On the surface of the cells sits the extracellular matrix, composed of a tangle of proteins, carbohydrates, and much more. This matrix acts as a site of signaling and cell anchoring depending on what comprises the matrix. One set of molecules comprising the extracellular matrix are the Glycosaminoglycans (GAGs). GAGs are polysaccharides, which translates to “long complex sugar” made up of repeating disaccharides that can act as perfect binding sites for both cells and signaling molecules.

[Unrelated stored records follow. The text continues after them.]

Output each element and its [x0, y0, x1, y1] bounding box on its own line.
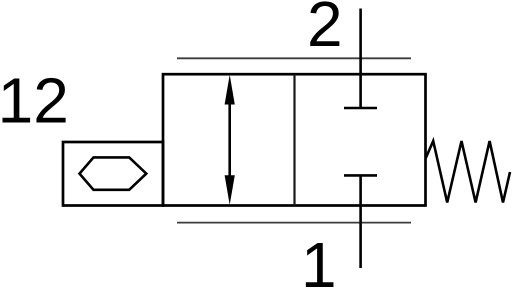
- svg-text:2: 2: [307, 0, 343, 60]
- port 2 blocked seat: [344, 107, 377, 110]
- svg-text:1: 1: [301, 229, 337, 290]
- flow arrow (double-headed): [225, 75, 235, 205]
- port 2 line: [359, 9, 362, 109]
- solenoid hexagon: [80, 157, 147, 189]
- port 1 blocked seat: [344, 174, 377, 177]
- wire: bottom rail: [177, 222, 411, 224]
- valve body: [163, 74, 426, 205]
- wire: top rail: [177, 57, 411, 59]
- valve position divider: [293, 74, 295, 205]
- port 1 line: [359, 175, 362, 268]
- svg-text:12: 12: [0, 65, 69, 137]
- return spring: [426, 141, 510, 203]
- solenoid coil box: [63, 142, 163, 206]
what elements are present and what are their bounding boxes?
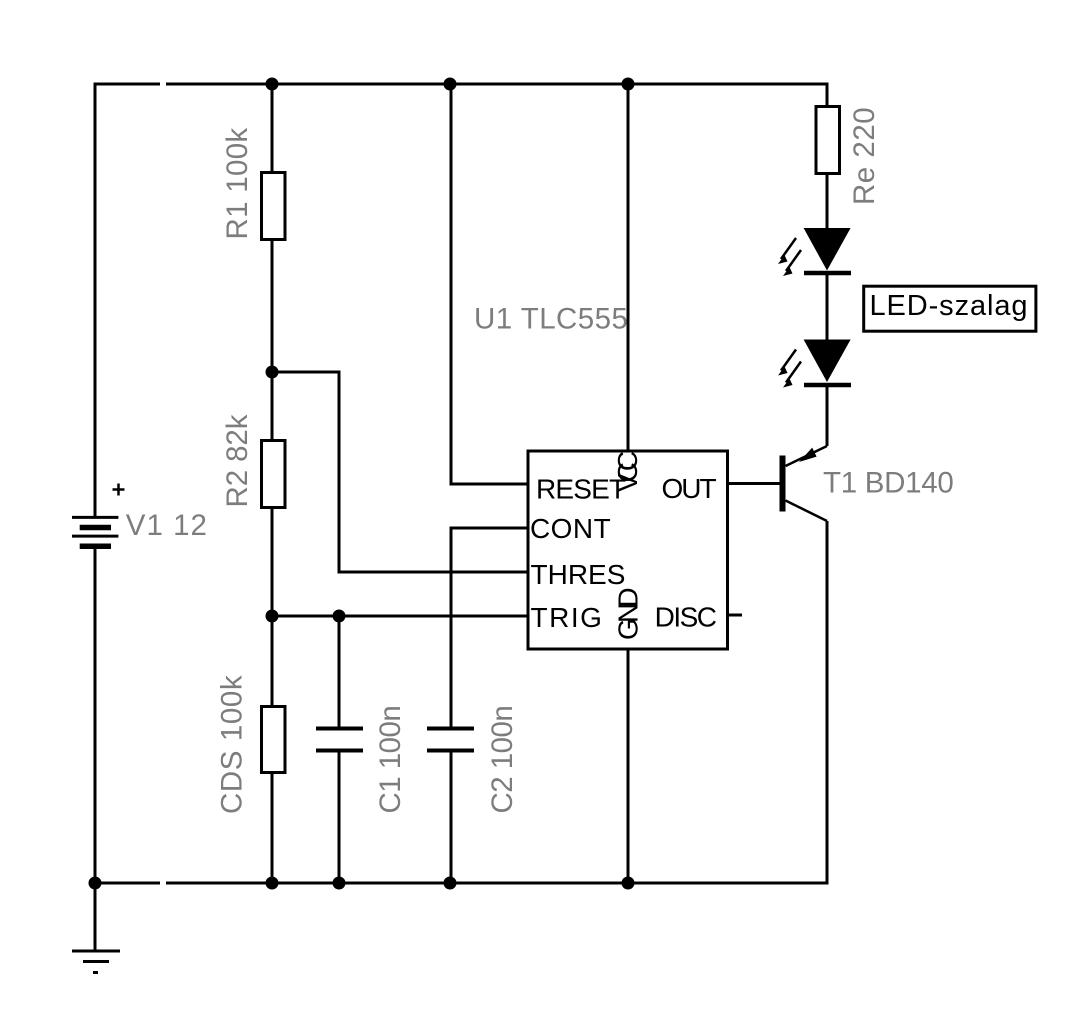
svg-text:GND: GND	[613, 589, 644, 640]
svg-text:CONT: CONT	[530, 513, 611, 544]
svg-text:CDS 100k: CDS 100k	[216, 675, 249, 814]
svg-text:C1 100n: C1 100n	[374, 706, 407, 814]
svg-text:V1 12: V1 12	[126, 509, 208, 542]
svg-text:DISC: DISC	[655, 602, 717, 633]
svg-text:T1 BD140: T1 BD140	[823, 467, 953, 500]
svg-text:R1 100k: R1 100k	[221, 128, 254, 240]
svg-text:R2 82k: R2 82k	[221, 414, 254, 507]
svg-text:THRES: THRES	[531, 559, 626, 590]
svg-text:OUT: OUT	[662, 473, 717, 504]
svg-text:Re 220: Re 220	[848, 107, 881, 205]
svg-text:TRIG: TRIG	[531, 602, 604, 633]
svg-text:LED-szalag: LED-szalag	[870, 290, 1029, 322]
svg-text:U1 TLC555: U1 TLC555	[474, 303, 628, 336]
svg-text:C2 100n: C2 100n	[486, 706, 519, 814]
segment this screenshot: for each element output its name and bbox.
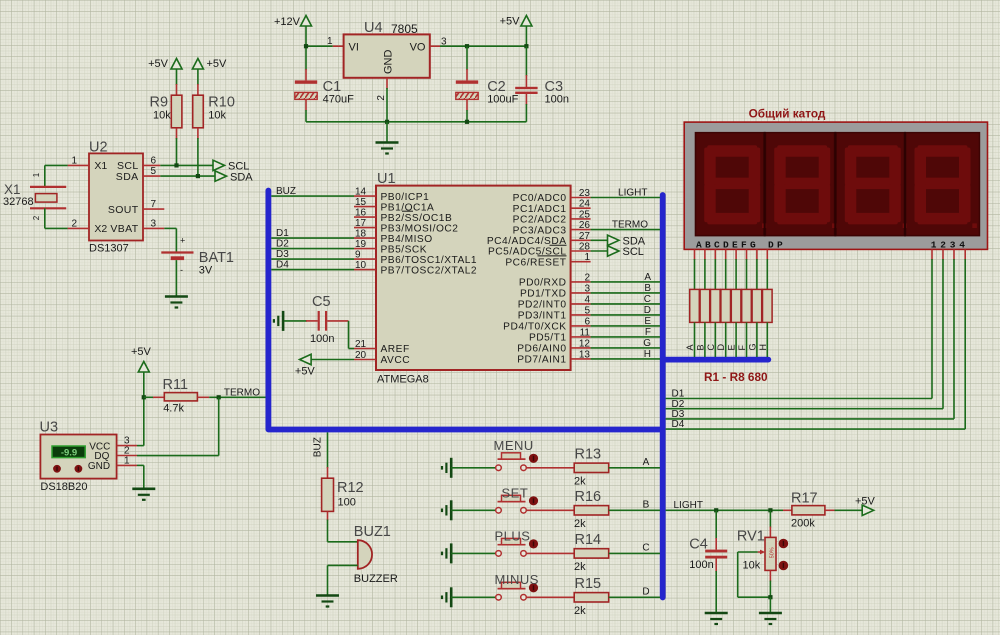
- svg-text:B: B: [644, 283, 651, 294]
- svg-text:14: 14: [355, 187, 367, 198]
- svg-text:5: 5: [584, 305, 590, 316]
- svg-text:3V: 3V: [199, 265, 213, 277]
- svg-text:PD7/AIN1: PD7/AIN1: [517, 355, 566, 366]
- svg-text:7: 7: [151, 199, 157, 210]
- svg-text:A: A: [643, 457, 650, 468]
- svg-text:GND: GND: [88, 461, 110, 472]
- svg-text:R1 - R8 680: R1 - R8 680: [704, 370, 768, 384]
- svg-text:F: F: [645, 327, 651, 338]
- svg-text:C: C: [706, 344, 716, 351]
- svg-text:PB4/MISO: PB4/MISO: [381, 234, 433, 245]
- svg-text:PD3/INT1: PD3/INT1: [518, 311, 567, 322]
- svg-text:D4: D4: [276, 260, 289, 271]
- svg-text:10: 10: [355, 260, 367, 271]
- svg-text:1: 1: [327, 36, 333, 47]
- svg-text:AVCC: AVCC: [381, 355, 411, 366]
- svg-text:17: 17: [355, 218, 367, 229]
- svg-text:R12: R12: [337, 480, 364, 496]
- svg-text:DS18B20: DS18B20: [40, 481, 87, 493]
- svg-text:PD1/TXD: PD1/TXD: [520, 289, 567, 300]
- svg-text:VBAT: VBAT: [110, 223, 138, 235]
- svg-text:11: 11: [580, 327, 591, 338]
- svg-text:D4: D4: [672, 419, 685, 430]
- svg-text:D: D: [644, 305, 651, 316]
- svg-text:SDA: SDA: [230, 172, 253, 184]
- svg-text:9: 9: [355, 250, 361, 261]
- svg-text:DS1307: DS1307: [89, 243, 129, 255]
- svg-text:F: F: [737, 345, 747, 351]
- svg-text:2k: 2k: [574, 561, 586, 573]
- svg-text:32768: 32768: [3, 196, 34, 208]
- svg-text:1: 1: [71, 155, 77, 166]
- svg-text:B: B: [643, 499, 650, 510]
- svg-text:6: 6: [151, 155, 157, 166]
- svg-text:H: H: [644, 349, 651, 360]
- svg-text:16: 16: [355, 208, 367, 219]
- svg-text:+5V: +5V: [295, 366, 316, 378]
- svg-text:D2: D2: [276, 239, 289, 250]
- svg-text:R15: R15: [575, 576, 602, 592]
- svg-text:C5: C5: [312, 294, 331, 310]
- svg-text:PB6/TOSC1/XTAL1: PB6/TOSC1/XTAL1: [381, 255, 478, 266]
- svg-text:+5V: +5V: [148, 58, 169, 70]
- svg-text:C4: C4: [689, 537, 708, 553]
- svg-text:SCL: SCL: [623, 246, 644, 258]
- svg-text:-: -: [180, 265, 183, 275]
- svg-text:1: 1: [124, 455, 130, 466]
- svg-text:50%: 50%: [770, 547, 776, 558]
- svg-text:R10: R10: [208, 95, 235, 111]
- svg-text:100n: 100n: [310, 333, 334, 345]
- svg-text:2: 2: [376, 95, 387, 101]
- svg-text:A: A: [685, 344, 695, 350]
- svg-text:15: 15: [355, 197, 367, 208]
- svg-text:PB0/ICP1: PB0/ICP1: [381, 192, 430, 203]
- svg-text:SET: SET: [502, 486, 529, 501]
- svg-text:1: 1: [584, 252, 590, 263]
- svg-text:TERMO: TERMO: [224, 388, 260, 399]
- svg-text:3: 3: [151, 218, 157, 229]
- svg-text:PB7/TOSC2/XTAL2: PB7/TOSC2/XTAL2: [381, 265, 478, 276]
- svg-text:6: 6: [584, 316, 590, 327]
- svg-text:SDA: SDA: [116, 171, 139, 183]
- svg-text:GND: GND: [383, 50, 395, 75]
- svg-text:MINUS: MINUS: [495, 572, 539, 587]
- svg-text:2k: 2k: [574, 518, 586, 530]
- svg-text:4.7k: 4.7k: [163, 403, 184, 415]
- svg-text:R17: R17: [791, 491, 818, 507]
- svg-text:PB3/MOSI/OC2: PB3/MOSI/OC2: [381, 223, 459, 234]
- svg-text:100n: 100n: [545, 94, 569, 106]
- svg-text:13: 13: [579, 349, 591, 360]
- svg-text:D3: D3: [276, 249, 289, 260]
- svg-text:LIGHT: LIGHT: [618, 188, 647, 199]
- svg-text:U3: U3: [40, 420, 59, 436]
- svg-text:100: 100: [338, 497, 356, 509]
- svg-text:+12V: +12V: [274, 16, 301, 28]
- svg-text:PB2/SS/OC1B: PB2/SS/OC1B: [381, 213, 453, 224]
- svg-text:R16: R16: [575, 489, 602, 505]
- svg-text:PC3/ADC3: PC3/ADC3: [513, 225, 567, 236]
- svg-text:PD5/T1: PD5/T1: [529, 333, 567, 344]
- svg-text:R13: R13: [575, 446, 602, 462]
- svg-text:23: 23: [579, 188, 591, 199]
- svg-text:2k: 2k: [574, 475, 586, 487]
- svg-text:SOUT: SOUT: [108, 204, 139, 216]
- svg-text:PLUS: PLUS: [495, 529, 531, 544]
- svg-text:B: B: [695, 344, 705, 350]
- svg-text:PD2/INT0: PD2/INT0: [518, 300, 567, 311]
- svg-text:27: 27: [579, 231, 591, 242]
- svg-text:C: C: [644, 294, 651, 305]
- svg-text:PC1/ADC1: PC1/ADC1: [513, 204, 567, 215]
- svg-text:PC6/RESET: PC6/RESET: [505, 257, 566, 268]
- svg-text:2: 2: [584, 272, 590, 283]
- svg-text:R14: R14: [575, 532, 602, 548]
- svg-text:AREF: AREF: [381, 344, 410, 355]
- svg-text:BUZ: BUZ: [313, 437, 324, 457]
- svg-text:TERMO: TERMO: [612, 220, 648, 231]
- svg-text:1: 1: [32, 172, 41, 177]
- svg-text:G: G: [643, 338, 651, 349]
- svg-text:X1: X1: [4, 182, 21, 197]
- svg-text:+5V: +5V: [500, 16, 521, 28]
- svg-text:LIGHT: LIGHT: [674, 500, 703, 511]
- svg-text:D: D: [642, 586, 649, 597]
- svg-text:28: 28: [579, 242, 591, 253]
- svg-text:10k: 10k: [208, 110, 226, 122]
- svg-text:4: 4: [584, 294, 590, 305]
- svg-text:ATMEGA8: ATMEGA8: [377, 374, 429, 386]
- svg-text:12: 12: [579, 338, 591, 349]
- svg-text:E: E: [727, 344, 737, 350]
- svg-text:PC0/ADC0: PC0/ADC0: [513, 193, 567, 204]
- svg-text:E: E: [644, 316, 651, 327]
- svg-text:PC2/ADC2: PC2/ADC2: [513, 215, 567, 226]
- svg-text:2: 2: [71, 218, 77, 229]
- svg-text:10k: 10k: [743, 560, 761, 572]
- svg-text:C: C: [642, 542, 649, 553]
- svg-text:ABCDEFG DP: ABCDEFG DP: [696, 240, 786, 251]
- svg-text:200k: 200k: [791, 518, 815, 530]
- svg-text:BUZ1: BUZ1: [354, 524, 391, 540]
- svg-text:+5V: +5V: [131, 346, 152, 358]
- svg-text:U4: U4: [364, 20, 383, 36]
- svg-text:2: 2: [32, 215, 41, 220]
- svg-text:Общий катод: Общий катод: [749, 107, 826, 121]
- svg-text:VO: VO: [410, 42, 426, 54]
- svg-text:U1: U1: [377, 171, 396, 187]
- svg-text:20: 20: [355, 350, 367, 361]
- svg-text:24: 24: [579, 199, 591, 210]
- svg-text:VI: VI: [349, 42, 359, 54]
- svg-text:MENU: MENU: [494, 438, 534, 453]
- svg-text:D1: D1: [276, 228, 289, 239]
- svg-text:PD6/AIN0: PD6/AIN0: [517, 344, 566, 355]
- svg-text:PD0/RXD: PD0/RXD: [519, 278, 567, 289]
- svg-text:100uF: 100uF: [487, 94, 518, 106]
- svg-text:X1: X1: [94, 160, 107, 172]
- svg-text:25: 25: [579, 209, 591, 220]
- svg-text:100n: 100n: [689, 559, 713, 571]
- svg-text:D: D: [716, 344, 726, 351]
- svg-text:7805: 7805: [391, 22, 418, 36]
- svg-text:2k: 2k: [574, 605, 586, 617]
- svg-text:H: H: [758, 344, 768, 351]
- svg-text:R11: R11: [163, 377, 189, 393]
- svg-text:21: 21: [355, 339, 367, 350]
- svg-text:26: 26: [579, 220, 591, 231]
- svg-text:10k: 10k: [153, 110, 171, 122]
- svg-text:+: +: [180, 236, 185, 246]
- svg-text:19: 19: [355, 239, 367, 250]
- svg-text:A: A: [644, 272, 651, 283]
- svg-text:5: 5: [151, 166, 157, 177]
- svg-text:PB5/SCK: PB5/SCK: [381, 244, 428, 255]
- svg-text:R9: R9: [150, 95, 169, 111]
- svg-text:18: 18: [355, 229, 367, 240]
- svg-text:BUZZER: BUZZER: [354, 573, 398, 585]
- svg-text:+5V: +5V: [855, 496, 876, 508]
- svg-text:BUZ: BUZ: [276, 186, 296, 197]
- svg-text:RV1: RV1: [737, 529, 765, 545]
- svg-text:1234: 1234: [931, 240, 969, 251]
- svg-text:3: 3: [584, 283, 590, 294]
- svg-text:PD4/T0/XCK: PD4/T0/XCK: [503, 322, 566, 333]
- svg-text:-9.9: -9.9: [61, 448, 77, 459]
- svg-text:+5V: +5V: [207, 58, 228, 70]
- svg-text:470uF: 470uF: [323, 94, 354, 106]
- svg-text:G: G: [747, 343, 757, 350]
- svg-text:X2: X2: [94, 223, 107, 235]
- svg-text:U2: U2: [89, 140, 108, 156]
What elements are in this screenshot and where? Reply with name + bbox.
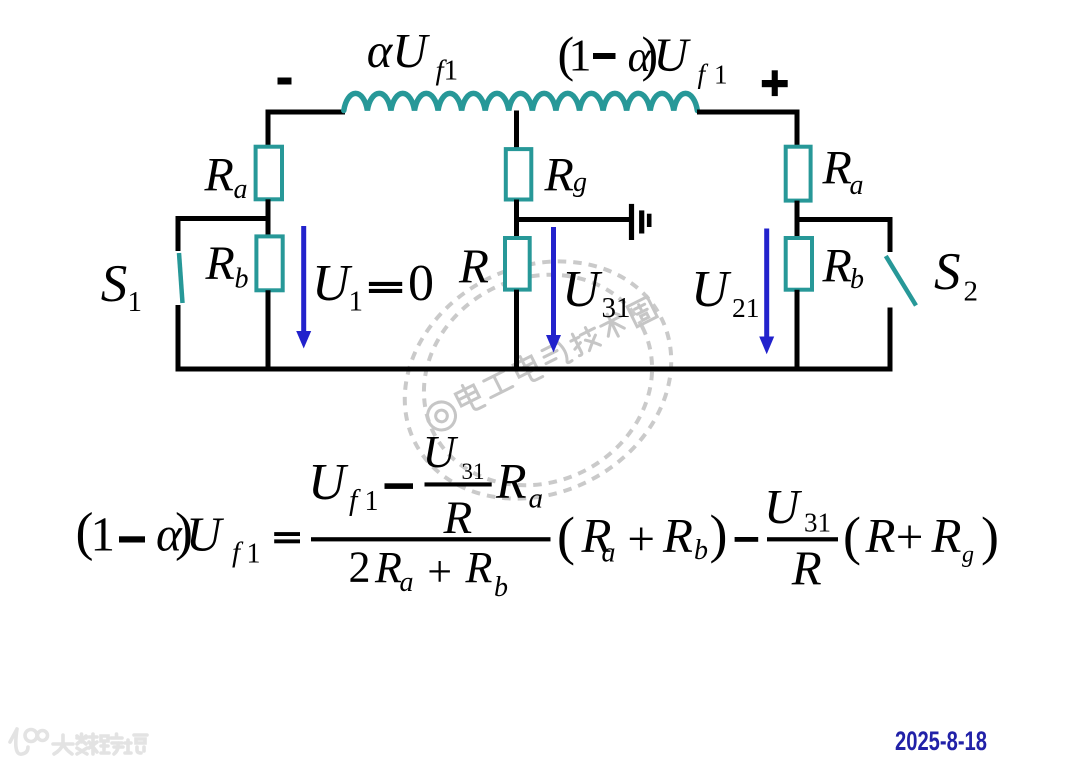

The Petrey lab is especially interested in how GAGs regulate hematopoiesis, or the creation of blood cells. Within the bone marrow reside hematopoietic stem cells (HSCs) that are the precursors to blood cells. GAGs, particularly heparan sulfate, assist in the anchoring of HSCs within the marrow. This also allows for GAGs to act as scaffolds for incoming signaling molecules, such as growth factors and cytokines, to bind to for the growing HSCs. GAGs also help define the microenvironment surrounding HSCs in the bone marrow, influencing where HSCs bind in the marrow, and how they differentiate and self-renew.  

Our research wants to explore the interplay of GAGs in diseases. How does altered GAG expression or function contribute to blood diseases? How do GAGs function in leukemia, a cancer in which HSCs lose function? In which blood diseases are GAGs increased or decreased in the marrow?